Учебный унтер был — как говорится в народе — испорчен штукой: он не только хорошо знал всякие штуки и выверты, но и сам-то был с ног до головы штука. Шинель его была с бесчисленными складками на спине, с посадками и штучными узорами, где только прошла по ней игла; сапоги выскрипывали какие-то штуки музыки немазаных колес; вилку заносил он в миску как-то с темпом, и не без штуки направлял ее в рот. А языком молол такие штуки, от которых не только слушатели, но и сам он вчастую становился в тупик.

— «Нет-с, не вижу я ничего, окромя скотства в такой дворняге-с!» — утверждал учебный. Лаврентьич отстаивал Сибирлетку; зачем солдатской собаке штуки? Будь верна, сторожи, да не воруй — вот и все!

Собеседники брали сторону Лаврентьича, но учебный чуть не сбил всех с толку таким доказательством: «все единственно — говорил он — необученая собака, так сказать к примеру — и необразованный по фронту человек: черт ли в них?»

И все примолкли: «что правда, то правда!» — а унтер и пуще распространился в ясных доказательствах. — «Ну вот-с, примером сказать, солдат без тонкого образования до фрунту — тот же медведь: стрелять да ломить и дурак сумеет, это глупая наука! А следует всякая ловкость, темп, выверт, чтоб горело-с — с огня рвать и все как один-с, вот что-с!»

Все и замолчали было: унтер убедил и победил, на нежданный сикурс двинулся от кухни, и дело приняло крутой оборот.

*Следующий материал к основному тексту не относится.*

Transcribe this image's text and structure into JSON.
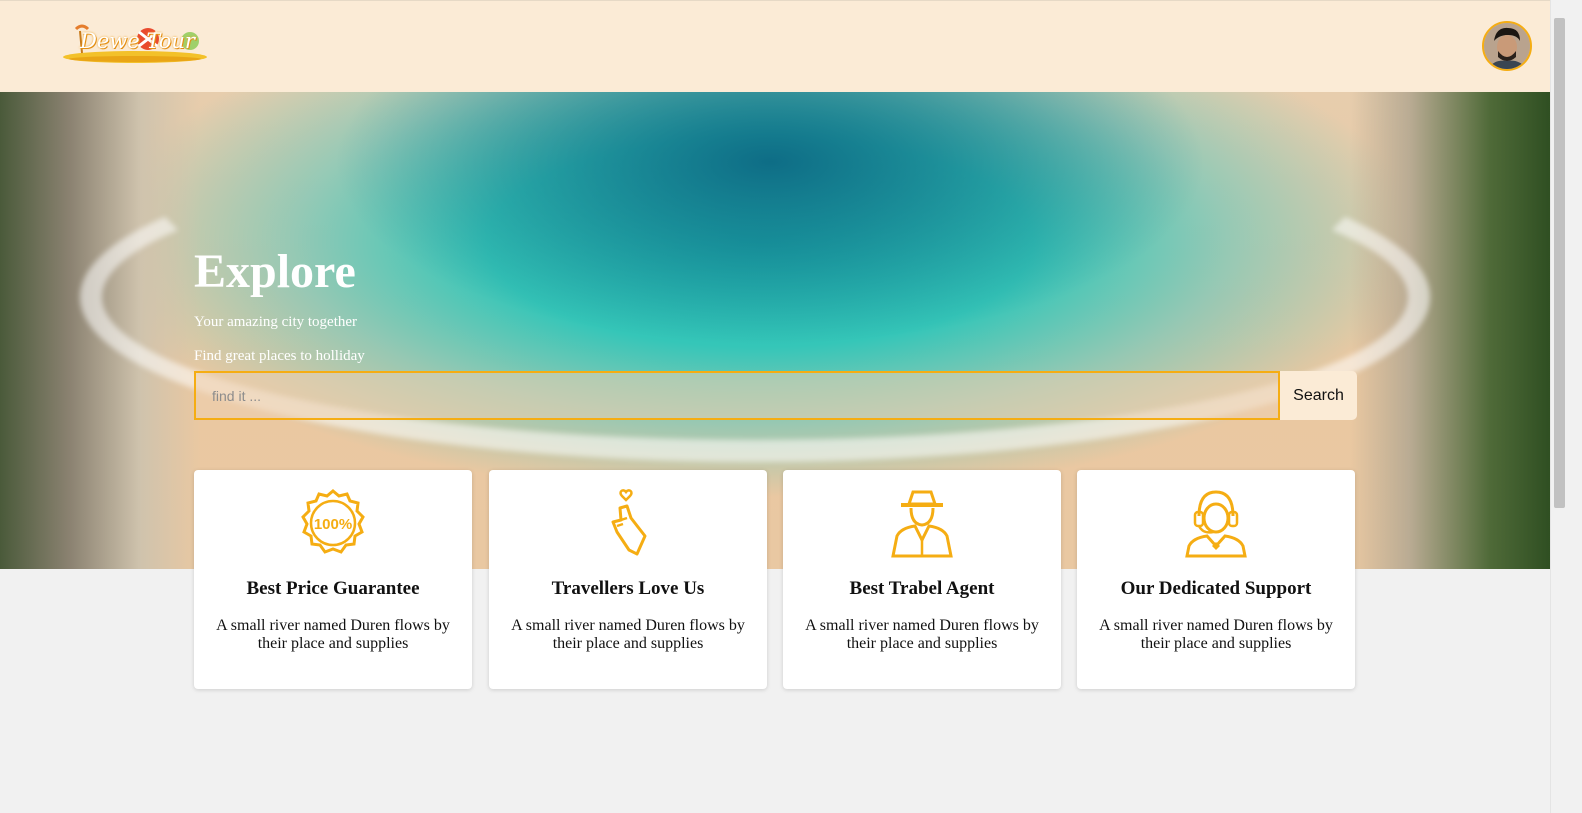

Облом Иваныч слушал спор, как штуцерник в передовой цепи стрелков, заряжая свой штуцер, слушает перепалку. И вот парный его стрелок подбит, вот свистнуло ему мимо уха, вот щелкнуло в полу его шинели — курок взведен и он выступает вперед, раздув со злости свои усы… беда тебе, противник! Облом Иваныч слушал и заряжался гневом: кроме любви к Сибирлетке, он, вдобавок, был сам кашевар, — слово о необразованности по фрунту попало прямо в него. Застучала деревяга и красное лицо его очутилось перед носом учебного унтера.

— «А много-ли, сударь, свернулось Француза да Англичанина от ваших вывертов, осмелюсь я, сударь, спросить?» — ревел одноногий кашевар.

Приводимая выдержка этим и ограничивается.